Acoustic Pulse Therapy (APT) as non-antibiotic treatment and prevention for mastitis in dairy cows


  • Gabriel Leitner Armenta Ltd Hatzomet 9 Kfar Sava Israel
  • Papirov Eduard Armenta Ltd Hatzomet 9 Kfar Sava Israel
  • Shefy Sela Armenta Ltd Hatzomet 9 Kfar Sava Israel



mammary infections, clinical, subclinical, antibiotics, excess drug treatment, Acoustic Pulse Therapy, SCC


The prevalence of clinical and subclinical mammary infections ranges between 20 to 40%. As of today, the excess drug treatment in clinical mammary infections are antibiotics given during lactation.
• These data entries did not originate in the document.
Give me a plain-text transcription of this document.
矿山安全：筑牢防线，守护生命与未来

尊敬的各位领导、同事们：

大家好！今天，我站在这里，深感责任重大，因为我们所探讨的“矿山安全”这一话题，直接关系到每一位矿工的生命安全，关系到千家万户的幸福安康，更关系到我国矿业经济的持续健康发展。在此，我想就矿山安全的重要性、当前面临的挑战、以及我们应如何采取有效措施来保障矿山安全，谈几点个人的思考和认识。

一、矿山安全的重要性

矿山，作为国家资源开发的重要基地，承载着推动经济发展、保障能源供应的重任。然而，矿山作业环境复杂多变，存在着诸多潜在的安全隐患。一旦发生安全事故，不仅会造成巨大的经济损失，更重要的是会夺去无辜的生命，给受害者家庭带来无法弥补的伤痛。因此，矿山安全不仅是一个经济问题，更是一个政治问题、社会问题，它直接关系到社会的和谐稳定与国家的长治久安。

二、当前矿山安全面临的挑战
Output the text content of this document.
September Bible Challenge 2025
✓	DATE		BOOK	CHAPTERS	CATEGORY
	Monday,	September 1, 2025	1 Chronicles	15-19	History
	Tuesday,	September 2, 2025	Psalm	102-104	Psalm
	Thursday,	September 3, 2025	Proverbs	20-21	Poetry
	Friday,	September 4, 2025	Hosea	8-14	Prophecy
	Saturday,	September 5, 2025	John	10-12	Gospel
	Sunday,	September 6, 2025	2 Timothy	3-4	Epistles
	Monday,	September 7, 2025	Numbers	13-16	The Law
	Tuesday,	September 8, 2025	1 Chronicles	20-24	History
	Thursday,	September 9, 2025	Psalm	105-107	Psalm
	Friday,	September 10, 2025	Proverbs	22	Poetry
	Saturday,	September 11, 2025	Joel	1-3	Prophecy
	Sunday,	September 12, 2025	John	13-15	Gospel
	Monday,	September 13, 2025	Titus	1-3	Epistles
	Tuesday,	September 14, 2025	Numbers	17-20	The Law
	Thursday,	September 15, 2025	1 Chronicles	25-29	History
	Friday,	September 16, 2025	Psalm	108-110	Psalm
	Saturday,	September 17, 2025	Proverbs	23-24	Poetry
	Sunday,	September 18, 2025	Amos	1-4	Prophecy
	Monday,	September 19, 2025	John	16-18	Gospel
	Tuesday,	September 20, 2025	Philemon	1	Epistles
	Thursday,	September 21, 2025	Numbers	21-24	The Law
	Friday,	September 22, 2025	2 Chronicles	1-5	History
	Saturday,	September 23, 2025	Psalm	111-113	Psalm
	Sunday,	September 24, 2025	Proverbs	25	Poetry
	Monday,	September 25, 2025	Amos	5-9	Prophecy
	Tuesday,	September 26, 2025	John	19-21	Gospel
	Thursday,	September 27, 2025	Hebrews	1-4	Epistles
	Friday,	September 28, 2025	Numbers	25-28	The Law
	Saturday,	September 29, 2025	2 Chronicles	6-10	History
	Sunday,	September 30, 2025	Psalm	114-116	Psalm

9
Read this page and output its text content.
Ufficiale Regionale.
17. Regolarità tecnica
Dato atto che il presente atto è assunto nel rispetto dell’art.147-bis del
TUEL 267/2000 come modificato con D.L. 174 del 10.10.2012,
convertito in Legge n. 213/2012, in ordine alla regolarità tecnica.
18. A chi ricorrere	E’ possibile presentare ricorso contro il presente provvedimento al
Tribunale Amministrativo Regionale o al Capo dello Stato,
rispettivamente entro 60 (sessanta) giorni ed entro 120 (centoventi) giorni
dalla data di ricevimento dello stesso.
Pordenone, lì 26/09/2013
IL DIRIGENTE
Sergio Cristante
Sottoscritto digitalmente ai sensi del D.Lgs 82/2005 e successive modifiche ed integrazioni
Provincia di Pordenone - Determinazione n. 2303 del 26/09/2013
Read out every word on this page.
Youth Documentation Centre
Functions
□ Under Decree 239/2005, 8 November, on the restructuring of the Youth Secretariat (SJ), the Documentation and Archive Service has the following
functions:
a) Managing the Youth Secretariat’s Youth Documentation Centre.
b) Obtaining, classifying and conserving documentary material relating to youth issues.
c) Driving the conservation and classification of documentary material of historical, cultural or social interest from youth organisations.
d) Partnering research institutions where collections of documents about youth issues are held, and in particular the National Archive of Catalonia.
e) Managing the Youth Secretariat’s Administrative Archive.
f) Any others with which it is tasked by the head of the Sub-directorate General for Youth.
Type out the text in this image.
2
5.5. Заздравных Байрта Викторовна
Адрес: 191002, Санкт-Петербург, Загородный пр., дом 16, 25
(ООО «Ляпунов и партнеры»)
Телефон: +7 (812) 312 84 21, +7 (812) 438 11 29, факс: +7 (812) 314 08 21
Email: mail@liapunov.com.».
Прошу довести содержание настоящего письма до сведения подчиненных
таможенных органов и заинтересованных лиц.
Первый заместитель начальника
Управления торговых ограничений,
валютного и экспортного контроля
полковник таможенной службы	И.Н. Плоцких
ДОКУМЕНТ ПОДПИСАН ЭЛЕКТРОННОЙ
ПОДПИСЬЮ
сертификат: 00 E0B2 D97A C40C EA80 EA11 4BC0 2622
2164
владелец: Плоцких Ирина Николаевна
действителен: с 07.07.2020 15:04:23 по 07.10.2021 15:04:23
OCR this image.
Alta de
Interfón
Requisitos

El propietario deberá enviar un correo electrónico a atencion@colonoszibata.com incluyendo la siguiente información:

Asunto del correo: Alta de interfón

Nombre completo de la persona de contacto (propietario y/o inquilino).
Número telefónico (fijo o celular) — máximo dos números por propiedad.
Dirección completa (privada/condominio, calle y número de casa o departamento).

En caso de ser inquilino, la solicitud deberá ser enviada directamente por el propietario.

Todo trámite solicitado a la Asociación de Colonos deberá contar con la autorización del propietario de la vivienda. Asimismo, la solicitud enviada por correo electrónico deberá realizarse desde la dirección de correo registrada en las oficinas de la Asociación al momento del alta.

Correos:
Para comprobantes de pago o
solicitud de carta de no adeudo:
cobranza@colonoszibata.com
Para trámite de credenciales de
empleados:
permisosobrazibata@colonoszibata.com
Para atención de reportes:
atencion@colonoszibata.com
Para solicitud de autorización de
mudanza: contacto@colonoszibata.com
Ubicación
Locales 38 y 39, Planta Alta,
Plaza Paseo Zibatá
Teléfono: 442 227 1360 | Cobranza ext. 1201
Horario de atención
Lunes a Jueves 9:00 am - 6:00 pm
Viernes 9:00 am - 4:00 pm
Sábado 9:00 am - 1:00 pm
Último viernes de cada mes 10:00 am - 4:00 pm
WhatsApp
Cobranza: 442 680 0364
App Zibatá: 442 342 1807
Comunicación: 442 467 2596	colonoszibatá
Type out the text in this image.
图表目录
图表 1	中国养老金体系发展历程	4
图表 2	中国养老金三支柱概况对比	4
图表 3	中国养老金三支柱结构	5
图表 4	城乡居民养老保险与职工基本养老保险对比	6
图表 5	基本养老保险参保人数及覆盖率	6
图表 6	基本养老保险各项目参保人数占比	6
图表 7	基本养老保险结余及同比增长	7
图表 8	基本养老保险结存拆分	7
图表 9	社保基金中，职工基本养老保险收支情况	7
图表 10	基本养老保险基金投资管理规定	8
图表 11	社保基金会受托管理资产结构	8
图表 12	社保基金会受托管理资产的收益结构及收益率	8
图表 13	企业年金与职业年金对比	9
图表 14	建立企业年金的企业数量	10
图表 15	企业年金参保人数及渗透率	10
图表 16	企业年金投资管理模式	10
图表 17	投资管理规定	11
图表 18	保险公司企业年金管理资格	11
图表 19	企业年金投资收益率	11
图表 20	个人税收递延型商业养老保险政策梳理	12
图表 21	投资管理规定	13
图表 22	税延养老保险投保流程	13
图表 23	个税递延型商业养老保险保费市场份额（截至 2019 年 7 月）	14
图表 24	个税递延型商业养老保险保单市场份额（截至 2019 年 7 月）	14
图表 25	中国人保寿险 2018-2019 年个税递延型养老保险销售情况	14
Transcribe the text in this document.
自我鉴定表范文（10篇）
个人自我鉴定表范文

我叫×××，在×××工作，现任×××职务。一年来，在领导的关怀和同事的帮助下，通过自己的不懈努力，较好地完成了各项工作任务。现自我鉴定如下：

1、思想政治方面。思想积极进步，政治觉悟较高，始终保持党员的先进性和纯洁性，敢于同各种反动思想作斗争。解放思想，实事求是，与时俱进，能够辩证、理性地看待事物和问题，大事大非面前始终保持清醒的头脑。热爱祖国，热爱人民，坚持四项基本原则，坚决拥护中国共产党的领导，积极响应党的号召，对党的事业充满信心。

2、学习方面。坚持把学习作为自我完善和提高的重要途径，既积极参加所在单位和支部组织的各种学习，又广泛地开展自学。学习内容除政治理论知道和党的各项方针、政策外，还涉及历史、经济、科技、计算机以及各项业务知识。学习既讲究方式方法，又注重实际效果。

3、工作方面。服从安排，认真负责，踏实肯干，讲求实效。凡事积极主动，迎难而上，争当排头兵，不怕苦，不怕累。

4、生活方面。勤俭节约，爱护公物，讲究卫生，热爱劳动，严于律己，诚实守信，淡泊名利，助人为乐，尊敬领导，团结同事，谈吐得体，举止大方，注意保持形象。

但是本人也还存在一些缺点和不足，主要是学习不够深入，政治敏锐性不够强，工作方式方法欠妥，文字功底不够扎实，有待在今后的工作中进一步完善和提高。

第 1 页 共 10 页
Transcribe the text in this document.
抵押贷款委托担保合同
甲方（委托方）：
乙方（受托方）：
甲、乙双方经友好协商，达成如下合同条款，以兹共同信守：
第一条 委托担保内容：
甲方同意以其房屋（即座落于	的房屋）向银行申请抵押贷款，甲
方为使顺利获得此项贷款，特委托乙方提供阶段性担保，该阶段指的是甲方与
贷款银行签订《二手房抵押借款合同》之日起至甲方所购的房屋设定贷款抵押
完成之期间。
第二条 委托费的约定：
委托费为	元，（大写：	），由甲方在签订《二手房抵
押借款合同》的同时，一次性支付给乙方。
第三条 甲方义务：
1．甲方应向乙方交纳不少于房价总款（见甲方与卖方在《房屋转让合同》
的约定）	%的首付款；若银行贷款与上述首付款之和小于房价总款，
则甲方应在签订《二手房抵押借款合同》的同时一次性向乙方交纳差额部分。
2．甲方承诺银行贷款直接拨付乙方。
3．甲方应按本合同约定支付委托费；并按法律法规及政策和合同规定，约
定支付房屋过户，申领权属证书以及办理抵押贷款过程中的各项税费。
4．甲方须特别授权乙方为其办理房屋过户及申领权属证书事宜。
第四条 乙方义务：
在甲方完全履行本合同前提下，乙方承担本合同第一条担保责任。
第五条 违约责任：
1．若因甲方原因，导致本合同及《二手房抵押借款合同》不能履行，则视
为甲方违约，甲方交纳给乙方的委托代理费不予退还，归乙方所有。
In cases of subclinical infections, no treatment is used during lactation and treatment is delivered upon entry into the dry-off period. In recent years, the awareness of the development of antibiotic-resistant bacteria led to legislative processes to reduce the use of antibiotics in animal farming, therefore there is a need for a non-antibiotic treatment for mastitis. Acoustic Pulse Therapy (APT), known as “shockwave treatment”, has been widely reported to be used in orthopedics, physiotherapy, sports medicine, urology, and veterinary medicine. APT produces various responses in biological tissues, such as angiogenesis and antiinflammatory effects. A new APT-based device developed specifically for treating dairy cows produces high power, deep penetration acoustic pulses distributed over a large treatment area. Previously a number of experiments with APT were conducted on 262 cows identified with clinical or subclinical mastitis and showed >70% success in curing the infected quarter. Significant milk yield increase, reduction in SCC as well as bacterial elimination was shown, with an 80% reduction in culling rate of clinically infected cows in the APT group compared to the control group. The specific objective of this study was to evaluate the effect of APT on SCC and milk yield when applied on cows at the dry-off period.